Alistair Riddoch alriddoch at zepler.org
Wed Jan 28 02:01:58 New Zealand Daylight Time 2004

On Tue, Jan 27, 2004 at 04:20:45PM -0500, Jason Slaughter wrote:

> Where you doing something extremely elaborate with the mob AI? Or
> was there some overhead because WorldForge (as I understand it) is
> a 3D graphic game? Or is Python performance really that bad? I
> remember playing a mud (a DIKU mud I believe) back in the day
> running on and old 486 machine with 16 megs memory. It seemed to
> handle 50+ players and n number of mobs without a hitch. Even my
> Xbox can handle more than 16 mobs or players in a full 3D online
> action game! :)

We are dealing with full 3D free form coordinates and some pretty
neat AI code, though there was no physics to speak of at that
stage. A lot of the CPU time was propagating events between
entities. My example here was not intended to be indicative of the
kind of load a text MUD server written in Python could handle.

> Am I misunderstanding something, or am I correct in that (from
> your experience) Python is ORDERS OF MAGNITUDE slower than
> compiled code?  YIKES, that doesn't sound good at all!!!

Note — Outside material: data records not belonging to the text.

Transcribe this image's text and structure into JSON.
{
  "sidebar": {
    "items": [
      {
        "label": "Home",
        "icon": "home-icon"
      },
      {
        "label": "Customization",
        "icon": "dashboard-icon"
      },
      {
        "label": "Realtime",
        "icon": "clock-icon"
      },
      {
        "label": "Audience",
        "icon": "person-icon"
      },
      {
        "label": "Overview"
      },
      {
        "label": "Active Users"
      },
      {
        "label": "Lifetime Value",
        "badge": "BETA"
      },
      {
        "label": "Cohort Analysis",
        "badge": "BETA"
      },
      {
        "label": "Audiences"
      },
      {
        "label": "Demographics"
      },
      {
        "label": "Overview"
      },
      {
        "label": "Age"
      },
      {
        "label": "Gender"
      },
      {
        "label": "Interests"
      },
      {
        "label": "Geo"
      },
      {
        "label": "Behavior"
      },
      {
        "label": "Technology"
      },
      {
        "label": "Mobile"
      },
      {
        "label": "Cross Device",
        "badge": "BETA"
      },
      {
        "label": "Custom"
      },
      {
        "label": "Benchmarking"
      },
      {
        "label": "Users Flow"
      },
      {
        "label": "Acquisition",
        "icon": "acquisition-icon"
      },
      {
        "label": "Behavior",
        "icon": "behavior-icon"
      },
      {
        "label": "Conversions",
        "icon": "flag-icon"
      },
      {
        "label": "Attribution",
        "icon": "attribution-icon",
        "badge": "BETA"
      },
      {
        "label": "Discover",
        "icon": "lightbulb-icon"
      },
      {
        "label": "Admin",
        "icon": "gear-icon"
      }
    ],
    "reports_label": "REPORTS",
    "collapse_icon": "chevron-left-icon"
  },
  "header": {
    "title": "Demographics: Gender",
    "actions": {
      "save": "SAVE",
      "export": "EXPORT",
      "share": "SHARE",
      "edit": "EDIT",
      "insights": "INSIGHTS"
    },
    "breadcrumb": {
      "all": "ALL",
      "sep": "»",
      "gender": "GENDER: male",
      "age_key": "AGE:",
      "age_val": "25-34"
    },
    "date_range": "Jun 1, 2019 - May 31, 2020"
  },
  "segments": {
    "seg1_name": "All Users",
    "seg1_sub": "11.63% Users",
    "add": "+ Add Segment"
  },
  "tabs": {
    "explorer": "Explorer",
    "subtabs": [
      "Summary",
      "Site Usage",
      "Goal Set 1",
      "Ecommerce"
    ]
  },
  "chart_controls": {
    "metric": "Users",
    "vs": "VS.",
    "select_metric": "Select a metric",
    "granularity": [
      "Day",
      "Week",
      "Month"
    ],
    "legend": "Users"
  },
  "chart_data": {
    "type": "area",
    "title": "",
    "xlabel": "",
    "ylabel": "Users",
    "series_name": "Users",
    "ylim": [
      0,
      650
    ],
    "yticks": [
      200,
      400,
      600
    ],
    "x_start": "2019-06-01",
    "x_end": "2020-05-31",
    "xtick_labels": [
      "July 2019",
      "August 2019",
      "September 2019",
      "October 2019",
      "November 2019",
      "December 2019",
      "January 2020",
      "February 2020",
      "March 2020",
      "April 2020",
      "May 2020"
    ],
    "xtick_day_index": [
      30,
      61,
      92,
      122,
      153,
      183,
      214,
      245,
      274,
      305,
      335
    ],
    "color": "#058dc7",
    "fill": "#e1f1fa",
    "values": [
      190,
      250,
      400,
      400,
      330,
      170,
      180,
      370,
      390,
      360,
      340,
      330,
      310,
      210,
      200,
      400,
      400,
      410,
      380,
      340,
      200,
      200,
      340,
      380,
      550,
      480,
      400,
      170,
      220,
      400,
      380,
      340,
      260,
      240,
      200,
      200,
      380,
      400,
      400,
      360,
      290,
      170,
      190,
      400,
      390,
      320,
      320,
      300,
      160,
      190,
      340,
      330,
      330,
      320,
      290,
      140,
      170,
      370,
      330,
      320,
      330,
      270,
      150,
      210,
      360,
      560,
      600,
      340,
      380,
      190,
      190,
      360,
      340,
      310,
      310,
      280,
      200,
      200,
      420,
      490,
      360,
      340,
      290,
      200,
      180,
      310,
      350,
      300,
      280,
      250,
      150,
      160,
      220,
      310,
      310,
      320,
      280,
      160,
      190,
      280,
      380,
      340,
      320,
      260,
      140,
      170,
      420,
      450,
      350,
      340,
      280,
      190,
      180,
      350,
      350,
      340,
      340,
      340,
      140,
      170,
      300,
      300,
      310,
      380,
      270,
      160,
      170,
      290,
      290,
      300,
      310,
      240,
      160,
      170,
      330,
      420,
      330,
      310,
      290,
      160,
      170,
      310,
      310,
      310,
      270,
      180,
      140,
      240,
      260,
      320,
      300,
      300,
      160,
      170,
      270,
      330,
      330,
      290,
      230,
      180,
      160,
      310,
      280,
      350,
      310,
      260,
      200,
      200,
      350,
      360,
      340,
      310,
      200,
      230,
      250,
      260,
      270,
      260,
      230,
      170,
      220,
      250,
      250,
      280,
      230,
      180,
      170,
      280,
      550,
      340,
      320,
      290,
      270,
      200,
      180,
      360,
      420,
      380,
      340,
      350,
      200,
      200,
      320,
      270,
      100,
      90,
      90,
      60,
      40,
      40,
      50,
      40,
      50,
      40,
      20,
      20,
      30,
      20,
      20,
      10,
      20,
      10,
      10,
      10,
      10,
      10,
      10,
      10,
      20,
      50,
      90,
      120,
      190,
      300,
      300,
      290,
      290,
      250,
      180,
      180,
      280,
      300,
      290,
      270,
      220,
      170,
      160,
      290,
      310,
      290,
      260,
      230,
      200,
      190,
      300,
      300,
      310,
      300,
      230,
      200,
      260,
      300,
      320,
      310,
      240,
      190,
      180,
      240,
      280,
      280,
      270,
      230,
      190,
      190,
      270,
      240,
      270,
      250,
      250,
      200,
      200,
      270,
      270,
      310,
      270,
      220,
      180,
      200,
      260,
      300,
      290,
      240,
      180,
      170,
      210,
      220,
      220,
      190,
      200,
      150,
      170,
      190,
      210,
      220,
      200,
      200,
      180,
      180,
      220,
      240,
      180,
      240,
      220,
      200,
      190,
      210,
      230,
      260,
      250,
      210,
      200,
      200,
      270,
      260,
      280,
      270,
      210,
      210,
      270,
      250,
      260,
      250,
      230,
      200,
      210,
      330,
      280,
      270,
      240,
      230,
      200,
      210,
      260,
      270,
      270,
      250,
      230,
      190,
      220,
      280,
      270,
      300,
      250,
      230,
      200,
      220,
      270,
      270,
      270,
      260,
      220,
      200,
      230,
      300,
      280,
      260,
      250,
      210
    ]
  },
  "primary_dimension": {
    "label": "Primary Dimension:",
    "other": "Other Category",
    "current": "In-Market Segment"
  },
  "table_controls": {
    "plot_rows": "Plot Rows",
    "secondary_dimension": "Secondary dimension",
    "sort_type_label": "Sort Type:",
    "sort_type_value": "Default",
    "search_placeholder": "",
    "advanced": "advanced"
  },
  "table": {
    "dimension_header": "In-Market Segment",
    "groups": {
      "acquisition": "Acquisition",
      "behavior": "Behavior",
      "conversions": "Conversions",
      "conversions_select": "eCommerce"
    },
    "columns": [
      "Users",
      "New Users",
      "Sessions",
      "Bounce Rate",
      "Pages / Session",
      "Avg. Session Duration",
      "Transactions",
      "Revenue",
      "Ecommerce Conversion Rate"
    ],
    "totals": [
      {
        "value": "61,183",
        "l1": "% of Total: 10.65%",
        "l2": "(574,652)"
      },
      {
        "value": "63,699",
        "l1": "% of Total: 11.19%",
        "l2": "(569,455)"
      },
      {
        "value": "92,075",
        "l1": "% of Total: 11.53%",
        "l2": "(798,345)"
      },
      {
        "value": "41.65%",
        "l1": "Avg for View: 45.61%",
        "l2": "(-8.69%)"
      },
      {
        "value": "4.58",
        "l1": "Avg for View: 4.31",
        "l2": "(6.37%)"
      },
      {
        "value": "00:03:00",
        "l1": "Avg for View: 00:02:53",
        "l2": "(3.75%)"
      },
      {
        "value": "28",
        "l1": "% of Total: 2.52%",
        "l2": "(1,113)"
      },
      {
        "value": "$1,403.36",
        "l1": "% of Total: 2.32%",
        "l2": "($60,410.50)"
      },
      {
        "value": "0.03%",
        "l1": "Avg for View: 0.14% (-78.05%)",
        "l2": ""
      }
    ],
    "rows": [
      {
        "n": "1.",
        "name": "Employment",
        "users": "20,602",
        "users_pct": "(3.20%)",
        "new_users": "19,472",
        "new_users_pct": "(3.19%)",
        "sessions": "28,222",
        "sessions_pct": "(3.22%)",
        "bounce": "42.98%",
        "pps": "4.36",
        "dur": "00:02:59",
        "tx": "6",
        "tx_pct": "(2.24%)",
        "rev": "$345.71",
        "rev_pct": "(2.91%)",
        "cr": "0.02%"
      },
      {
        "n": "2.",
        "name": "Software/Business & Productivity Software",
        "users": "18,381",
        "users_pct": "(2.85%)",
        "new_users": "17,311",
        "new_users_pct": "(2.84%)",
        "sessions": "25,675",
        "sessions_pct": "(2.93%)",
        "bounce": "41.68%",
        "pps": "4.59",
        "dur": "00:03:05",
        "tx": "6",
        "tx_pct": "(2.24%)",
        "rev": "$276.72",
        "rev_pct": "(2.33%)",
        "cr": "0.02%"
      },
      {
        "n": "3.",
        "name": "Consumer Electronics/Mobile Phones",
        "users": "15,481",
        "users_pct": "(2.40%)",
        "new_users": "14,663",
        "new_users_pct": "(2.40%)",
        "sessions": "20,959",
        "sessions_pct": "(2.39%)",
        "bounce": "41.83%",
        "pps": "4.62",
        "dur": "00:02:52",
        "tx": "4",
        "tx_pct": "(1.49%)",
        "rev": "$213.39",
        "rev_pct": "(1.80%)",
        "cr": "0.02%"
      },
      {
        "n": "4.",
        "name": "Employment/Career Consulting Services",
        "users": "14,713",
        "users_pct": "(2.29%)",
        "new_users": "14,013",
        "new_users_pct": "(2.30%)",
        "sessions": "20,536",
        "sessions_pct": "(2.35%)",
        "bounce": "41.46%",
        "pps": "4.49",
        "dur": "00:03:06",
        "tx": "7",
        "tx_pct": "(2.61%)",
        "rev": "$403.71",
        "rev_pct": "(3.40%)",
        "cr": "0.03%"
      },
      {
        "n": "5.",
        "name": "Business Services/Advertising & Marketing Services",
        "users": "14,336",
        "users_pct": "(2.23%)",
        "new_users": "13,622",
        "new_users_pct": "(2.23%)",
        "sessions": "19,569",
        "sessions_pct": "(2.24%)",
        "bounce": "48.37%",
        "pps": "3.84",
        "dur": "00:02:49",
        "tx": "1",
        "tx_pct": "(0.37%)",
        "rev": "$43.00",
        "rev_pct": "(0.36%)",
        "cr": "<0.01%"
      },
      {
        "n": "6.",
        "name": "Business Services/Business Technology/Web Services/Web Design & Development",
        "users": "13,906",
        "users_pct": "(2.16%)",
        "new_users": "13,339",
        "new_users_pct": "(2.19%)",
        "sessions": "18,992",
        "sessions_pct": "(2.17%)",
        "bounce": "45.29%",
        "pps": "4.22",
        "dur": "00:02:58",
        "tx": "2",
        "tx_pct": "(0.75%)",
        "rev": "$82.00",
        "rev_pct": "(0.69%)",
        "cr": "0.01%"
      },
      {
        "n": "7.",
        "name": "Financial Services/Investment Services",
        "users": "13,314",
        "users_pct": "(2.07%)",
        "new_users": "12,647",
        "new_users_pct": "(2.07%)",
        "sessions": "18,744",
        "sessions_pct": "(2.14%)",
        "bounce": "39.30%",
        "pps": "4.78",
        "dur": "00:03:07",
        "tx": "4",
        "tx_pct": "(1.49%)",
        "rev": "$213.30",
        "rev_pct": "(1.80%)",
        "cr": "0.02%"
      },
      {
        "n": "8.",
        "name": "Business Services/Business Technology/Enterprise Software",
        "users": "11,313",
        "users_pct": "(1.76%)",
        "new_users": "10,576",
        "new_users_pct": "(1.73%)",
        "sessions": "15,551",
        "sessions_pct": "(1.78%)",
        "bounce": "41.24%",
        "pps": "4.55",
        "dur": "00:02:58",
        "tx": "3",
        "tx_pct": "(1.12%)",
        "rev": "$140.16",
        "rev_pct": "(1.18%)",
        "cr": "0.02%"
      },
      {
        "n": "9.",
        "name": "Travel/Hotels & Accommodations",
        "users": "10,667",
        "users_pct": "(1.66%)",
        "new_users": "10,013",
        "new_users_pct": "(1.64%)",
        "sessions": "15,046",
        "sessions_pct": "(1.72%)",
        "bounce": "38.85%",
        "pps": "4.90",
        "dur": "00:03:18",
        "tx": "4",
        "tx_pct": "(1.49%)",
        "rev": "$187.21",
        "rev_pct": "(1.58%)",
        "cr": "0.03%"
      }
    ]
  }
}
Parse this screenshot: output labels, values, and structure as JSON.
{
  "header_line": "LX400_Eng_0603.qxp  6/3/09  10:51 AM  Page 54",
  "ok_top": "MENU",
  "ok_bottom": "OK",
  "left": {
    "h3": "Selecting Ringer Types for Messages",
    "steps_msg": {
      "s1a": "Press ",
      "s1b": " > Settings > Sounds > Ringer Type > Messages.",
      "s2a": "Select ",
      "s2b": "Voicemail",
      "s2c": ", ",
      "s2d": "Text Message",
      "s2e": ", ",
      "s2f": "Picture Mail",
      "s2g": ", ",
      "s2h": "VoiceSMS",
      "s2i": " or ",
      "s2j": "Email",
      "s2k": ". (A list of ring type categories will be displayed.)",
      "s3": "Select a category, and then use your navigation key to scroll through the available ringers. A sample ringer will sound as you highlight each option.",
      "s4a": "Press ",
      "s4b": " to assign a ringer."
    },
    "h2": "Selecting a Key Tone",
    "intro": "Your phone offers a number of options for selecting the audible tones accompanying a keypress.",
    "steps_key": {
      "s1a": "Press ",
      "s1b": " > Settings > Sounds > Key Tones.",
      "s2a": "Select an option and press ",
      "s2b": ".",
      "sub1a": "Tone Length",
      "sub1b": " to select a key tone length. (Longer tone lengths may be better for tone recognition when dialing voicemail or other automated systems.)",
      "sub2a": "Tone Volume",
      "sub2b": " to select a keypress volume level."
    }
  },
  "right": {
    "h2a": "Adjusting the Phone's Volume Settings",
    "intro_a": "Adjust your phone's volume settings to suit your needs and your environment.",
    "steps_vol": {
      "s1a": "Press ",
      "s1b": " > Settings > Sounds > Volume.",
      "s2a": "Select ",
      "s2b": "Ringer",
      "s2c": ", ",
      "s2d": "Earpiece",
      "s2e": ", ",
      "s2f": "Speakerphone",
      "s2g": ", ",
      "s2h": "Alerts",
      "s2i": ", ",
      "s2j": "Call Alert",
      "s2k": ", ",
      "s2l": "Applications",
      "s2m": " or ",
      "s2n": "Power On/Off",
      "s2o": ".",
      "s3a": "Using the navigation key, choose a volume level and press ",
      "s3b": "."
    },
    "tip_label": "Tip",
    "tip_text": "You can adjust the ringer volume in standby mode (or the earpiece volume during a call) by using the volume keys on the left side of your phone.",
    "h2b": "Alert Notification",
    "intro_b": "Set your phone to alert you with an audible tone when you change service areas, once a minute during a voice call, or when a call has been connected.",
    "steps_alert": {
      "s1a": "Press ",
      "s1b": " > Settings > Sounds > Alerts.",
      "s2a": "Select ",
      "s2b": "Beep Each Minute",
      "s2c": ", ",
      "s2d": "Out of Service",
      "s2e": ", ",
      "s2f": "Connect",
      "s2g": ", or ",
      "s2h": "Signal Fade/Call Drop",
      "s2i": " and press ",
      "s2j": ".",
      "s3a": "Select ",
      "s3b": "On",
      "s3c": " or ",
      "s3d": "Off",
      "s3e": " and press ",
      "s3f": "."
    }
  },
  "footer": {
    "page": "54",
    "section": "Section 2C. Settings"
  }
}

Python advocates will tell you that this depends very much on what
you are doing. If you write python like you would write C then it
will be much slower. Python's power lies in making good use of the
powerful built-in types like lists, dictionaries and objects, and
making good use of the standard libraries, many of which are
compiled modules.  If you end up having to implement a lot of the
details of your task, it is likely to be slower. If you can make
good use of built-ins and libraries, your code may well be faster
than if it was coded in C. Many of the built-ins and libraries have
been very well optimised, and are of course very reliable compared
with similar application specific code written from scratch for the

> Hmmm... my second choice was to write the server in C++ for
> Linux... if this is the case, I will probably eliminate scripting
> (and keep it all C++ for simplicity), and just have a huge amount
> of pre-written and easy configurable behaviors that I can attach
> to mobs and objects.

By this do you mean a data-driven approach, where there server
contains this large toolbox of behaviours that can be specified by
the designer when building a world or game? Sounds like a workable
approach, though I suspect major for-thought would be required when
specifying the required behaviours.

Embedded scripting can be enormously powerful, as can be inferred
from the number of servers which are using it. Much of the AI code
we have makes use of some powerful high level features of python,
and would be enormously difficult to implement in C++, while they
were easy in Python.  If you wanted to avoid the complexity of a
Python interface, a simpler language like lua might make a better
scripting language. One major reason we have explicitly listed
scripting in the requirements whenever we have discussed server
design is because we wanted to be able to add new behaviours without
a server restart.  Technically possible in C++ using dynamically
loaded modules, but the technical complications of dynamic modules
in C and C++ outweigh the advantages in my experience.

I am not quite sure what conclusions to draw yet. If you are already
a competent C++ programmer, and you really want your server to scale
up well on modest hardware, then I am inclined to say you should
stick with C++. If you want to try some adventurous new concepts and
are not too concerned about massive scale then you may find working
with Python interesting. Hardware has got a lot faster since the PII
266 I used to run the Python server on back in 2000.